Savannah, Georgia is one of the top destinations to visit in the United States. If you spend just a few hours strolling this Southern city, it’s easy to see why. Historic homes, plazas with large willow trees, and comfort food are only a few items that draw thousands of people to Savannah each year. If this colonial city is at the top of your bucket list, make sure not to miss these photo worthy spots.
1. Wormsloe Historic Site
The Wormsloe Historic site and its famous tree-lined driveway are at the top of this list because, well…just LOOK at it! This 1.5 mile-long Oak Avenue creates a stunning effect for photographers. In fact, numerous movies have actually been filmed on site (including Something to Talk About) ! This large estate is part of what remains from the original Wormsloe Plantation, established by one of Georgia’s colonial founders, Noble Jones. Whatever you choose to do during your time in Savannah, I urge you to take the time to peruse the Wormsloe property.
2. The Owens-Thomas House
There are sooo many gorgeous houses in Savannah that have been maintained and now serve as historic museums/landmarks. Therefore, it’s kind of difficult to pick and choose which to hit and which to skip. Thankfully, I was recommended the Owens-Thomas House by Visit Savannah. Admission is $20/adult and include a guided tour that leaves every 15-30 minutes. Hours can be found here. My favorite part of this landmark? The courtyard, featuring a charming parterre garden (pictured above).
3. Forsyth Park
Forsyth Park is the perfect place to spend a sunny afternoon, relaxing under the shade of the gigantic oak trees. Occupying 30 acres, this large city park was created to emulate cosmopolitan cities such as Paris, France. The fountain (pictured above) is one of the best known parts of the park and is dyed green every year in celebration of St. Patrick’s day!
4. The Olde Pink House
The Olde Pink House is one of Savannah’s most renowned restaurants. This mansion was built in 1771 for James Habersham Jr. and was one of the only buildings in the city to survive the 1796 fire. While the house is known for its rosy color, it wasn’t always this way. In fact, the outside was originally white. The red bricks underneath the white plaster would bleed through, causing the mansion to turn its famous pink color. The Olde Pink House isn’t just an attraction for its great food. It’s actually said that James Habersham Jr. haunts the mansion and frequently locks ladies into the women’s restroom.
Originally a mansion built for Noble Hardee, this hidden gem is now home to an antique shop. A beautiful cast iron balcony surrounds the building, beckoning visitors to enter. Interestingly enough, the Noble Hardee mansion is one of the few houses in Savannah to be left unrestored. Nonetheless, many Savannah inhabitants believe that the run-down state of the mansion adds character and reveals its true age. If you’re interested in dropping by, you can find Alex Raskins Antiques at 44l Bull Street.
6. Leopold’s Ice Cream
Anyone who’s ever been to Savannah can tell you that a trip to Leopold’s is a staple. This famous ice cream shop has been in the same family since it was founded in 1919 and has managed to keep its recipes secret too! My favorite flavor to order at Leopold’s? Chocolate chewies and cream.

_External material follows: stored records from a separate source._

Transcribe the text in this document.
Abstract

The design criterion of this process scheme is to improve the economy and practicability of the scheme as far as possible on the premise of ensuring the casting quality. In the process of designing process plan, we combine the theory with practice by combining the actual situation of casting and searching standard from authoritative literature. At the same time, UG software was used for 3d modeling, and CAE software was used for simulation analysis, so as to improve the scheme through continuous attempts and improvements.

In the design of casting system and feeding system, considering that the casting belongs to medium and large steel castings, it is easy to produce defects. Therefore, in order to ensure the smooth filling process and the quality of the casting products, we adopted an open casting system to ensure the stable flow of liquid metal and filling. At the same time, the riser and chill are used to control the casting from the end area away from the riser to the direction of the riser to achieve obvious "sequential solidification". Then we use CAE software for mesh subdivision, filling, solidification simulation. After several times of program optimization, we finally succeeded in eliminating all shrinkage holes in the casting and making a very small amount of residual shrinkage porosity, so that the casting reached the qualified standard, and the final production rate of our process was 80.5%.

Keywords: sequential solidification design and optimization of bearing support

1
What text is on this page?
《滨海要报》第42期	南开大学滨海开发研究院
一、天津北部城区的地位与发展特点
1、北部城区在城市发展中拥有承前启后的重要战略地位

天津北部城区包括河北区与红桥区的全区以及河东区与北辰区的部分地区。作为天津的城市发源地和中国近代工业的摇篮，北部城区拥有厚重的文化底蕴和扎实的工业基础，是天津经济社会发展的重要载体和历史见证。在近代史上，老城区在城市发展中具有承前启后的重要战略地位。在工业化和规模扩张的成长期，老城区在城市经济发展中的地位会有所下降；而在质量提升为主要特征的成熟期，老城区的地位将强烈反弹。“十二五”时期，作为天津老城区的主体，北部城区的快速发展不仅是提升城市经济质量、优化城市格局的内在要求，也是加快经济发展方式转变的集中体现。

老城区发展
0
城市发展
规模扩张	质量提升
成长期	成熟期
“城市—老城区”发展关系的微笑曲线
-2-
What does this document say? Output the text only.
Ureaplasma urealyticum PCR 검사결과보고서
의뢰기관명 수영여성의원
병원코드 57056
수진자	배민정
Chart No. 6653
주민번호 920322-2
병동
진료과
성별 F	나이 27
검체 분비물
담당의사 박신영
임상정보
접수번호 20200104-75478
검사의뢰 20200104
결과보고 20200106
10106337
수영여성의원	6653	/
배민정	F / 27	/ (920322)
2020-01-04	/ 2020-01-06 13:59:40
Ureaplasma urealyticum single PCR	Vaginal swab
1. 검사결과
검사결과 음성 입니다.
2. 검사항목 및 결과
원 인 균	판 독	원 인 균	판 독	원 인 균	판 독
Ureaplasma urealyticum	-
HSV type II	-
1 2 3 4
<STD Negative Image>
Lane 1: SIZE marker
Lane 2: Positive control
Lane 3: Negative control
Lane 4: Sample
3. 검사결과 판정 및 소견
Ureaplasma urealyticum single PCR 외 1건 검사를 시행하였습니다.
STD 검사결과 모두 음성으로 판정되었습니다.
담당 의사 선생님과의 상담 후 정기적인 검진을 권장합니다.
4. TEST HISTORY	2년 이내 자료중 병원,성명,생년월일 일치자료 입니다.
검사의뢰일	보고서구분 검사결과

7. The Cathedral of Saint John the Baptist
Did you know that Georgia’s original charter prevented Catholics from settling in the state? At the time, it was feared that Catholics would be likely to side with the Spaniards in Florida. Nonetheless, after the passing of years, this prohibition slowly faded away, leading the the construction of Savannah’s Cathedral of St. John the Baptist. The church is now an icon of the city, with 81 gorgeous stained glass windows lining the walls. Many features of the cathedral are a nod towards the Savannah’s Irish heritage and Saint Patrick.
8. Rainbow Row (E Bryan St.)
Charleston isn’t the only Southern city with a Rainbow Row. If you like brightly colored houses as much as I do, you can’t miss these triplet houses on East Bryan Street.
9. The Historic District
While most of the photo worthy spots I’ve mentioned are in Savannah’s historic district, these aren’t the only places to see! This region is stunning in its entirety. So, I recommend walking around and exploring it on your own. There are so many beautiful homes to see that are kept up in an amazing state. To beat the heat and humidity, wake up early in the morning and walk the historic district.